Summary of H.R. 547 - National Infrastructure Development Bank Act of 2017
Summary of H.R. 547 - National Infrastructure Development Bank Act of 2017
This bill proposes the creation of a new National Infrastructure Development Bank to help the United States invest in and improve its infrastructure (things like roads, bridges, water systems, energy, and broadband networks). The bank aims to make it easier and more efficient for public and private sectors to finance infrastructure projects that create jobs and strengthen the economy.
Why is this needed?
- Good infrastructure creates jobs and helps economic growth.
- Many historic projects (like canals, highways, dams) boosted America’s economy in the past.
- The US ranks 11th globally in infrastructure but has many aging systems that received a poor grade ("D+") and need trillions of dollars of investment soon.
- Current government funds are insufficient to meet the growing infrastructure needs.
- Private investors like pension funds and banks want to invest in infrastructure but need a trustworthy institution to partner with.

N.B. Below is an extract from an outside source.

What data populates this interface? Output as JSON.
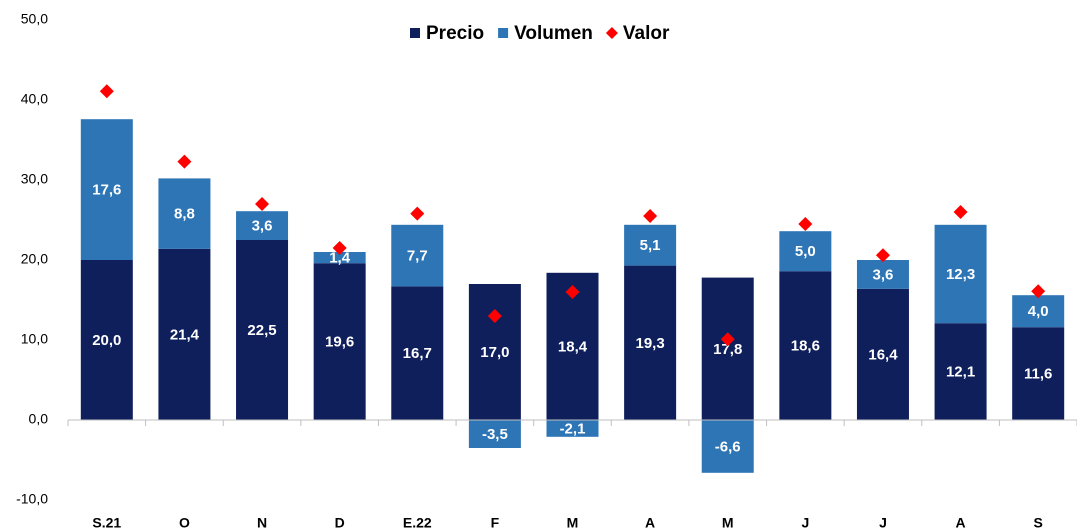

What will the National Infrastructure Development Bank do?
- The Bank will be a government-owned corporation that provides loans, loan guarantees, and issues special bonds ("Public Benefit Bonds") to fund infrastructure projects across the country.
- It will work with states, local governments, and private partners to finance projects in transportation, energy, environment, and telecommunications.
- It aims to attract private investment by sharing the risk and making projects more financially viable.
How will the Bank be governed?
- It will have a 7-member Board of Directors appointed by the President and confirmed by the Senate.
- Board members must have experience in public sector, private sector, and finance.
- The Board oversees the Bank’s activities, reviews projects, and approves financing decisions.
- The Bank will have three main committees:
- Executive Committee - handles daily operations and project approvals.
- Risk Management Committee - manages financial and operational risks.
- Audit Committee - handles audits and ensures accountability.
What kinds of projects qualify?
Projects must provide a clear public benefit. Purely private projects without public benefits are not eligible. The Bank will prioritize:
- Projects that boost economic growth and create jobs, especially those benefiting disadvantaged communities.
- Transportation projects that reduce traffic, improve safety, and reduce greenhouse gases.
- Environmental projects improving water systems, flood protection, and pollution control.
- Energy projects supporting renewables, energy efficiency, and smart grid technologies.
- Telecommunications projects expanding broadband, especially in rural and poor areas.
Financial Assistance Details
- The Bank can provide direct loans, loan guarantees, and issue bonds to finance projects.
- Financial assistance generally won’t exceed 50% of a project's eligible costs.
- Projects must have dedicated revenue sources to repay loans.
- The Bank will charge reasonable fees and ensure projects meet strict risk and compliance rules.
Special Bond Program - American Infrastructure Bonds
The Bank can support tax-advantaged bonds called American Infrastructure Bonds. The Bank pays a subsidy on interest to issuers of these bonds to make borrowing cheaper for infrastructure projects.
The subsidy is limited by law so the Bank doesn’t overspend and must be approved based on project merits.
Other Important Provisions
- Workforce protections: Workers on funded projects must be paid fair wages per existing federal law (Davis-Bacon Act).
- Buy America rules: Projects receiving funding must primarily use US-produced iron, steel, and manufactured goods, except under limited exceptions.
- Transparency: The Bank must keep records public and allow 30 days for public comments before final financing is approved.
- Auditing and Reporting: The Bank will have annual audits and report yearly to Congress and the President about its activities and project progress.
- Tax exemption: Bonds issued by the Bank will be exempt from state and local taxes.
Funding for the Bank
The bill authorizes $5 billion annually from 2017 to 2021 to capitalize the Bank, with limited amounts set aside for administrative costs.
In Summary
This bill sets up a government-owned Infrastructure Bank to better manage and finance important infrastructure projects across the US by combining public funds, private investments, and bond issuance.
It expects to accelerate infrastructure improvements, create jobs, support economic growth, protect the environment, and improve public services like transportation, water, energy, and communication.